Читаем Доктор Барченко (СИ) полностью

  Если с католиками и протестантами у З. не возникало никаких затруднений - он воспитывался в католической семье, лето проводил в галицийском имении, вокруг которого попадались сотни костелов, в столице завел знакомства с немцами-лютеранами - то раскрыть врата еврейской веры герцогу никак не удавалось. То, что он узнал по книгам, большей частью антисемитским, решительно не устраивало.



  Но посещать синагогу герцог, не обладавший восточной внешностью, боялся, друзей из еврейской среды, даже крещеных, у него не водилось. Лишь с помощью востоковеда, изучавшего когда-то древнееврейский, настырный герцог смог получить первые знания о Каббале. И пропал. Бедняга едва не свихнулся, рисуя дерево Сфирот на столе, стенах, снегу, песке, земле. Он кощунственно играл, комбинируя сакральные Имена.



  В планах герцога З. было напроситься в ученики к раввину, но затея безбожно провалилась - ни один из них не рискнул тащить на себе груз наставления иноверца. Тогда аристократ стал изучать Каббалу самостоятельно, и неизвестно, что стало бы с его психикой, если б год, отведенный на изучение иудаизма, не подходил к концу.

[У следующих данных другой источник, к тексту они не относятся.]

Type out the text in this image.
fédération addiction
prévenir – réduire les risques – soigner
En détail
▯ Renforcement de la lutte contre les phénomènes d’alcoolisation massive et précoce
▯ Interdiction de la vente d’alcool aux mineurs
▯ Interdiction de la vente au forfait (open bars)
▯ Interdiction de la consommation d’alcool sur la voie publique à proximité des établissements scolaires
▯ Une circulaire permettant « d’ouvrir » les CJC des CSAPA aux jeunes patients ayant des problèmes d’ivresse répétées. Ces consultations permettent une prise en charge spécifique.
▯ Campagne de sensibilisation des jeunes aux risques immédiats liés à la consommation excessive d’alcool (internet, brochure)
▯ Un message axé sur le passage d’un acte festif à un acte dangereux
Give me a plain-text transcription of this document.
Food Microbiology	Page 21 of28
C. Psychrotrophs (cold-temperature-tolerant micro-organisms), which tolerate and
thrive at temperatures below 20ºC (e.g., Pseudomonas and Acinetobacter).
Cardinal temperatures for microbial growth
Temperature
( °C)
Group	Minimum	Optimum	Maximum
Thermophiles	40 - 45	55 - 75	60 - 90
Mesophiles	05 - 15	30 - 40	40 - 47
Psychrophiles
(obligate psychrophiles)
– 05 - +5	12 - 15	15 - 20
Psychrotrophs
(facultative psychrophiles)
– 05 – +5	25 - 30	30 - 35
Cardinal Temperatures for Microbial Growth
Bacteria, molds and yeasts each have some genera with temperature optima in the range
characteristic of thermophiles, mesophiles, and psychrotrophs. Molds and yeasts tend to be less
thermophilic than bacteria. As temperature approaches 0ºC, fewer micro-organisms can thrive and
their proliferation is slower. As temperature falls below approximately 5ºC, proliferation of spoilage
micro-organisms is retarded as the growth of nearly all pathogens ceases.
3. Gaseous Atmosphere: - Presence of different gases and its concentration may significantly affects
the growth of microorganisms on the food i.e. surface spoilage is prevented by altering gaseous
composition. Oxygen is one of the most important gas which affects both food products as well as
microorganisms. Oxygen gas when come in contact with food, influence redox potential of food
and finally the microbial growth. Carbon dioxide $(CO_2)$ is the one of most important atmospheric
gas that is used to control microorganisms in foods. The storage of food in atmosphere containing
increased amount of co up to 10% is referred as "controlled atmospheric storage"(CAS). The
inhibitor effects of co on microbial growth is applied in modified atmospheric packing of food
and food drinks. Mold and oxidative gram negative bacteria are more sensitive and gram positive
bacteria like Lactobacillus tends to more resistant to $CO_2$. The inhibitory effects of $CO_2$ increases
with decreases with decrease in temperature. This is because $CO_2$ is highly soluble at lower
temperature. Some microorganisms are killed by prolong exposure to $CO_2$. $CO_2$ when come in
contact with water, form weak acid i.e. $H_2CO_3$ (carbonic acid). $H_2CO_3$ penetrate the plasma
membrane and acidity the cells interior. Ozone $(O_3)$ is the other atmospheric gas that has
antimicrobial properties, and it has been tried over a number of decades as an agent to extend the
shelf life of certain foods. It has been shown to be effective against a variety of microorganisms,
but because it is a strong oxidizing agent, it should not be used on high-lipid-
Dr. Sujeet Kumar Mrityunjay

  Кое-чем герцог успел поделиться с Барченко. Оккультные кружки почему-то упорно обходили каббалистику, имея о ней самые примитивные представления. Мало кто владел древнееврейским и уж тем более арамейским языком. Поэтому гимназист жадно впитывал все услышанное от герцога. Особенно заинтриговала Барченко магическая сила шестиконечной звезды - магендовида. Герцог уверял его, будто, правильно вписав в магедовид еврейские заклинания, можно создать и разрушить бесконечное множество миров. Конечно, Барченко вовсе ни к чему было возиться с какими-то мирами, но сама мысль о мощном потоке энергии, спрятанной между двумя наложенными друг на друга треугольниками, очень ему понравилась.







  - Поэтому о ней мало пишут! - недоумевал гимназист, корпя над учебниками. - Если когда-нибудь мне посчастливиться завести дружбу с настоящим еврейским мудрецом....



  Герцогу З., кстати, впоследствии удалось завести приятельство с одним любопытным персонажем еврейского происхождения, поэтом, пессимистом Самуилом Викторовичем Киссиным, приехавшим в столицу из провинциального Рыбинска, надеясь поступить в университет. Казалось, будто он знает все наперед, но не решается прослыть Кассандрой. Герцог рассказывал Барченко об этом человеке не напрямую, а притчами. Так ближе.



  Притча о купеческом сыне Самуиле - молчальнике Муни.



  - Нет, я понял теперь: все бесполезно - проговорил стеснительно венгерский герцог З. Надо молчать, молчать и еще раз молчать, как учил Будда. Остальное - не более чем суета.



  - Скажешь тоже! - удивился Барченко.



  - Именно! Молчать проще, чем говорить. Кстати, я знал одного такого молчальника - добавил герцог.



  - Монаха? С Тибета?



  - Нет, вполне себе мирского. Поэта.



  - Никогда не видел поэта, давшего обет молчания! Если человек пишет, он умрет, не прочитав кому-нибудь своих стихов!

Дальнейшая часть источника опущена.